Here is a quick rant about something I learned from reading my personal diaries from back in the college days..

The idea is that something changed when I graduated from college. It seems projects started taking way too much time to complete, passion for programming isn’t as radiant as back then, and something was really off.

I won’t explain it from my perspective, just to make it more interesting.

College Days

During the college days, people rarely have time to do anything besides getting that shitload of work over with. Homeworks, projects, presentations, exams, … name your poison, basically.

During that struggle, you learn a lot, and come across interesting topics (given you joined the field you like!). Even with all that focus taken away by college, there is this passion for programming that pushes you to do more than college.

Complaining about how college eats up your time, you still work hard to leverage whatever free time is left after college. You really cherish that free time, and make sure that it doesn’t go to waste. It might come with some solitary, but your obsession with work doesn’t allow you to think about anything but getting work done.

Depending how satisfied you are with your college results, that could be a huge fuel tank for you to keep doing what you’re doing on the side.

Biggest benefit of all time… Not much to worry about during college, is there? You’re all set to be stuck there for at least 4 years, and that’s what’s gonna happen. Your mind is free to focus on now, and how you’re gonna get through this.

Now, during the limited free time you have, you’re always thinking, “When I finish college, it is gonna be working on my passion full-time”, “I need to be fully dedicated to passion without letting anything distract me”, and so on…

The Transition

College has ended! You graduated! You take a vacation, celebrate, do whatever that is you do, and … now what? Assuming you didn’t establish your company during college, it’s time to put some money in your pocket, right? You need to find a job…

Oh wait, even if you get a job, your time schedule is predictable. Your friends and family will start bugging you non-stop! It’s not like you can spend your free time working on side projects, while they think you’re actually studying.

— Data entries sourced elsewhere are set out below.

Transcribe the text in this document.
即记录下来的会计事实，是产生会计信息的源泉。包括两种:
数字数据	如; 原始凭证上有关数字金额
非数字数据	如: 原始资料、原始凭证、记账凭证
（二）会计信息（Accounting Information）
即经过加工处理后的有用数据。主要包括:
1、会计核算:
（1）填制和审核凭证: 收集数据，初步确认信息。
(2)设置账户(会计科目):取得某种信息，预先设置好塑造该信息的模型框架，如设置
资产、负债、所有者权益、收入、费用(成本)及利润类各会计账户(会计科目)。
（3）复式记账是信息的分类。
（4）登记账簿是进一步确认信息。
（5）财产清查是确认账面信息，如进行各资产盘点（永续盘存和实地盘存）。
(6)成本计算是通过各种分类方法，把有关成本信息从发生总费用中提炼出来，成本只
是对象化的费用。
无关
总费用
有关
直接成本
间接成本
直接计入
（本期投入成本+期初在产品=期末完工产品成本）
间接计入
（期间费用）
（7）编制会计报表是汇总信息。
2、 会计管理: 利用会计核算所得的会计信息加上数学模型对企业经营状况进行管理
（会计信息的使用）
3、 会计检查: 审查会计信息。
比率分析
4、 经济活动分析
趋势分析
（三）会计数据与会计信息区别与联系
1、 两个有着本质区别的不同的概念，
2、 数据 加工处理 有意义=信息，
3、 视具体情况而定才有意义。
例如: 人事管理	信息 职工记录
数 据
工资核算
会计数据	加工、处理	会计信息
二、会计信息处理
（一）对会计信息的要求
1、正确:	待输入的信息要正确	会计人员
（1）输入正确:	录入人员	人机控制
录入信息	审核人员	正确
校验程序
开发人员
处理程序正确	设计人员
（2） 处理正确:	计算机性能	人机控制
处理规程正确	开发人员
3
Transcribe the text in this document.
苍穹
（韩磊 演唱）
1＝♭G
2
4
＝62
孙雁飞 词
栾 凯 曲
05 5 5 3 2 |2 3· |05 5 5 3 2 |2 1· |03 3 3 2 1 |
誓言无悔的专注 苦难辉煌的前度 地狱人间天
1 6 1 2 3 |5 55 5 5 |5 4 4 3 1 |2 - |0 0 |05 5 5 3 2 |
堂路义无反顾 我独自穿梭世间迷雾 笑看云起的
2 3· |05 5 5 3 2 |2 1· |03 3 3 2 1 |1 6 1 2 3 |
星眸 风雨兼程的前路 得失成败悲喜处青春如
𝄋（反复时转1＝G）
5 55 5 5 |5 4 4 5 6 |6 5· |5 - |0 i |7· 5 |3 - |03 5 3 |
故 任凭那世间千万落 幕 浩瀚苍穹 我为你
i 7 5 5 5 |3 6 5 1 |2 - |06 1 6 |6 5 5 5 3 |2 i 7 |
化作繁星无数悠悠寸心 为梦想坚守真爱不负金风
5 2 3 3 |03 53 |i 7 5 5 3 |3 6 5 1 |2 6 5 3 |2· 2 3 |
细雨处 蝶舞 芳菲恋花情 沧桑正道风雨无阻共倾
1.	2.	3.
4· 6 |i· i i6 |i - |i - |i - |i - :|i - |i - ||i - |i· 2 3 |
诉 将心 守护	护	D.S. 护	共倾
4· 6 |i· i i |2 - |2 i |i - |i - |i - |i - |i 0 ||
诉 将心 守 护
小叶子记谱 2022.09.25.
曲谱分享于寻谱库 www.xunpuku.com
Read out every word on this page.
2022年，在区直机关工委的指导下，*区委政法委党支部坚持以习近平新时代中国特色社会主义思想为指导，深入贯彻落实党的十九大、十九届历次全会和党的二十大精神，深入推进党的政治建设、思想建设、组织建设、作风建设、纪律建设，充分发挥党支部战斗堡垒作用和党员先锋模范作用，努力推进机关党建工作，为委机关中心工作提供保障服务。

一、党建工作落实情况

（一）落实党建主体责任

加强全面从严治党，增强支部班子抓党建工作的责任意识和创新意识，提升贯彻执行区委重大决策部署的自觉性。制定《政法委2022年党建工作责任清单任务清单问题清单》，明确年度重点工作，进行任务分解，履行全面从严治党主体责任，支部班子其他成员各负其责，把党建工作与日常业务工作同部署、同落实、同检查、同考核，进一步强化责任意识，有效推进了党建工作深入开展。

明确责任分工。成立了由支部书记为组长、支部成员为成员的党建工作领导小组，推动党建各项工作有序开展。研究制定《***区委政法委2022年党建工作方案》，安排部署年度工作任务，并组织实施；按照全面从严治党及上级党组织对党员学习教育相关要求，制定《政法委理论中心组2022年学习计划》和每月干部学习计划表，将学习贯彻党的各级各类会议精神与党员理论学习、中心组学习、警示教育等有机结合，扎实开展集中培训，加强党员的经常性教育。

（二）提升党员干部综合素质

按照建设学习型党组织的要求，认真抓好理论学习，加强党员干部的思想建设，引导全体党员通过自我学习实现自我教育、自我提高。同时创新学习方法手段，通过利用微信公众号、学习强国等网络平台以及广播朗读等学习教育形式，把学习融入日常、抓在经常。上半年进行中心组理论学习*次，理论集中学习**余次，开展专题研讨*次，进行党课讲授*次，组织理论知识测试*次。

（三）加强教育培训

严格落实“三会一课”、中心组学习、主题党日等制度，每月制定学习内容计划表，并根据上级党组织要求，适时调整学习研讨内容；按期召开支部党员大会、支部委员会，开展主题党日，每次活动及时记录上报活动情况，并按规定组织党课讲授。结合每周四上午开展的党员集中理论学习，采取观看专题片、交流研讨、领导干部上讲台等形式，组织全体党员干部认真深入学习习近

The obligations list grows..

Ok, so I need to find a job in programming, right? That shouldn’t be hard, I’ll be working passionately there…

I’m afraid that is not the case. Mixing your passion with other, possibly bureaucratic, cultures isn’t wise. Worst case, it might turn your passion into a nightmare that you start to hate… Unless you found the perfect job that really caters to your needs, the journey continues…

All that is to say one thing:

The transition from college to whatever comes afterwards is not easy… You’re basic lifestyle for the past 16 years or so has fundamentally changed, and everyone has their opinion of what you must be doing… Things are looking strange and unclear.

The Enlightenment

What would be my advice to you at this point is this:

  1. Start off by testing what you think you want to be doing. Set an unbreakable rule to keep it at like it was college, for at least 3 months.
  2. By that time, you’ll learn more about yourself, and if that wasn’t what you like, make another guess, and do that for another 3 months.
  3. Rinse and repeat.

Helpful metrics that you should stick to:

  1. Keep a diary. Write your feelings rather than events. It doesn’t matter that you wrote 100 lines of code, it matters how you felt about it.
  2. Stay focused, and don’t worry about “what’s next”. At that point, you’re hopefully young, and can recover easily if anything bad happened.

Conclusion

Now, I have no idea if that is just me, or if what I’m saying makes any sense .. It’s really hard to put your finger on these things. But, whatever.. I’ll just post this, and you can pour to your heart’s content how you’re experience was in the comments.